Pagliarulo ricorda come la posizione dell’Anpi non sia affatto solitaria ma sia condivisa dal 76% degli italiani che, secondo i sondaggi, sarebbero contrari all’invio di armi all’Ucraina. E a Manconi, che polemizza con coloro che precisano che “Putin non è Hitler”, Pagliarulo replica: “Putin è il responsabile dell’invasione violenta e sanguinosa di un Paese incommensurabilmente più debole dal punto di vista militare, è portatore di una politica imperiale con vaghe ascendenze zariste; è un autocrate all’interno di un sistema correttamente definito di “democratura” caratterizzato da repressioni, autoritarismi polizieschi e quant’altro.

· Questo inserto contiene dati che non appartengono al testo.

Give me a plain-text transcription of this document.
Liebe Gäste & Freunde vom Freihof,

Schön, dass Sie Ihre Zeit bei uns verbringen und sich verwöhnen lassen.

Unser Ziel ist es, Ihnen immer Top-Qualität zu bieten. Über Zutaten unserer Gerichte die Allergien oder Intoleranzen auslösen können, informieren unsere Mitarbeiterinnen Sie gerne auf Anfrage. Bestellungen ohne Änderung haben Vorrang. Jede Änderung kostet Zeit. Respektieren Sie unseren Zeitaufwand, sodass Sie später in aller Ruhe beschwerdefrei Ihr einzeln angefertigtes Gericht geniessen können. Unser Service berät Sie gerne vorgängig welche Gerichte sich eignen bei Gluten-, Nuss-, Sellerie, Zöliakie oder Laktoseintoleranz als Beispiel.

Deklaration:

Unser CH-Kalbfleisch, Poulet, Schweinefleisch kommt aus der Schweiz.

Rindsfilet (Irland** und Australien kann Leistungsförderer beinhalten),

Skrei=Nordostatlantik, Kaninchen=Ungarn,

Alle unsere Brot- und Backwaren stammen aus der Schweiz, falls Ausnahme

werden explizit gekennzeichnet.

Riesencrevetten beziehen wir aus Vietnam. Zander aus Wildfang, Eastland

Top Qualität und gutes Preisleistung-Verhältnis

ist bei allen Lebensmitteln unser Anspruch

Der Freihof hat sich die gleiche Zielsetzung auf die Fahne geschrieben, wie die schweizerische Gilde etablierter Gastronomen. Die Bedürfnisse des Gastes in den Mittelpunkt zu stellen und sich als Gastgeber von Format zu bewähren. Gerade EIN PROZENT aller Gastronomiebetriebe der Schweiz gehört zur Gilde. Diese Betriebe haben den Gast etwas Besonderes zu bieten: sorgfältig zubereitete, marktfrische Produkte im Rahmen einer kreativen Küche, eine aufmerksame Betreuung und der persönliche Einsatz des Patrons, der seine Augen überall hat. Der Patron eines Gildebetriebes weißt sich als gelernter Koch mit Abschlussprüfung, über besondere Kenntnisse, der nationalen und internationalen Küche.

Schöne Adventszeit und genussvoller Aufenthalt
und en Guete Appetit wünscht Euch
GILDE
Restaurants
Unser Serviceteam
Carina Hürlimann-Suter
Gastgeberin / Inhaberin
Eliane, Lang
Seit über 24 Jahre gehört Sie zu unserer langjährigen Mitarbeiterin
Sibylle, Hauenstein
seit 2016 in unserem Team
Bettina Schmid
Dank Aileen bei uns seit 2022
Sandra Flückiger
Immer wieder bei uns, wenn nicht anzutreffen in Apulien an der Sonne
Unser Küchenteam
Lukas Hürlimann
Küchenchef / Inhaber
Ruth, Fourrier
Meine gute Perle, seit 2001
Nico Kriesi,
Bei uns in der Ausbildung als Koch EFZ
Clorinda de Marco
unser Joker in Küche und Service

Ma, per favore, non banalizziamo la storia: l’unicità di Hitler consiste non solo nell’aver invaso l’intera Europa, fra cui l’Unione sovietica, ma anche e specialmente nell’essere stato il consapevole responsabile della Shoah, dello sterminio degli oppositori politici, dei prigionieri di guerra, dei rom, dei diversamente abili, delle minoranze religiose, degli omosessuali. Questi paragoni sono francamente propagandistici e fuorvianti”.

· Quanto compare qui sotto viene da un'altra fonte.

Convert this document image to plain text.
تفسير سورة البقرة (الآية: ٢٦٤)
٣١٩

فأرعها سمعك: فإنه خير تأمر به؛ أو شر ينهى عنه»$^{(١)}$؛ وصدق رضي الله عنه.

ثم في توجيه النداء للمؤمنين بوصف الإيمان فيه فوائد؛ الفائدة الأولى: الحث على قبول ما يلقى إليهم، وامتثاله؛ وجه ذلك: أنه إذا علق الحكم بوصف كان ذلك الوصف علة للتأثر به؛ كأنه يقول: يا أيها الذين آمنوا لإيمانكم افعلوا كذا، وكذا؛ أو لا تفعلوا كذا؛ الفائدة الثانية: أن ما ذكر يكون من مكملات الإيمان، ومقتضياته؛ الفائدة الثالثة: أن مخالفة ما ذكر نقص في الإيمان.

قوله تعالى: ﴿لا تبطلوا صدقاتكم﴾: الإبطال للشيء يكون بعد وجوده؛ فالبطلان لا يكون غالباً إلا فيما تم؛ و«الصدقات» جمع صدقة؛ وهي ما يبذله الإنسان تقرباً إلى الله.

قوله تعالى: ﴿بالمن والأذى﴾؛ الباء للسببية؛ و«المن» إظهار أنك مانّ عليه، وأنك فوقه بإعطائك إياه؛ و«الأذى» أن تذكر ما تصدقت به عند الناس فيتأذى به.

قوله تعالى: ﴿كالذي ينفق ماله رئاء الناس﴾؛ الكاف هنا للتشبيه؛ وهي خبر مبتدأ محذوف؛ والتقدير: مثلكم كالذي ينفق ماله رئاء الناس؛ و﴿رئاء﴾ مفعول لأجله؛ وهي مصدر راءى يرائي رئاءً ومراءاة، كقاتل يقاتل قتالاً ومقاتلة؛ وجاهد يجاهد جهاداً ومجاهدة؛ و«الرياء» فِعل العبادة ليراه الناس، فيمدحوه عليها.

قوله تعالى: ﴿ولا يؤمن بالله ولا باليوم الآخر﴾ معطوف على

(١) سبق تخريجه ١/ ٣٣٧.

E dunque perché, come dice Manconi, dopo aver provato tutte le vie diplomatiche, non si dovrebbe sostenere l’Ucraina anche attraverso la fornitura di armi? “Per un motivo solare, – spiega Pagliarulo -, perché non è stata tentata affatto” la via diplomatica. “La via negoziale – precisa il presidente Anpi – è sostanzialmente in mano a Putin e Zelensky, con meritori tentativi diplomatici di Macron e Scholz. Ma non c’è la voce in quanto tale dell’Unione Europea, il cui unico impegno fino ad oggi è stato quello, giusto, di imporre sanzioni e quello, a nostro avviso pericolosissimo, di inviare armi. Biden ha recentemente affermato che o si risolve il dramma ucraino con le sanzioni oppure si va a una guerra molto più ampia. Noi pensiamo che l’avvio di un negoziato con un ruolo positivo anche dell’Unione Europea sia l’unica strada per arrivare alla pace e per sventare il rischio esistente di una guerra ben più ampia”.

In conclusione, per il presidente dell’Anpi, “nel dramma che attraversa oggi l’Ucraina e nel pericolo che scoppi la terza guerra mondiale, dovremmo avere cuore caldo e mente fredda, e dovremmo chiedere a tutti il massimo di responsabilità e di ragionevolezza e il minimo di propaganda. Per memoria – conclude Pagliarulo – ricordo che siamo nell’era atomica. Lo dico a tutti. Lo dico in particolare a Manconi di cui ho sempre avuto stima per il suo impegno per la pace, per diritti umani e per i diritti civili. Ma questa volta no, con serenità e rispetto (che mi auguro sia reciproco) non sono d’accordo”.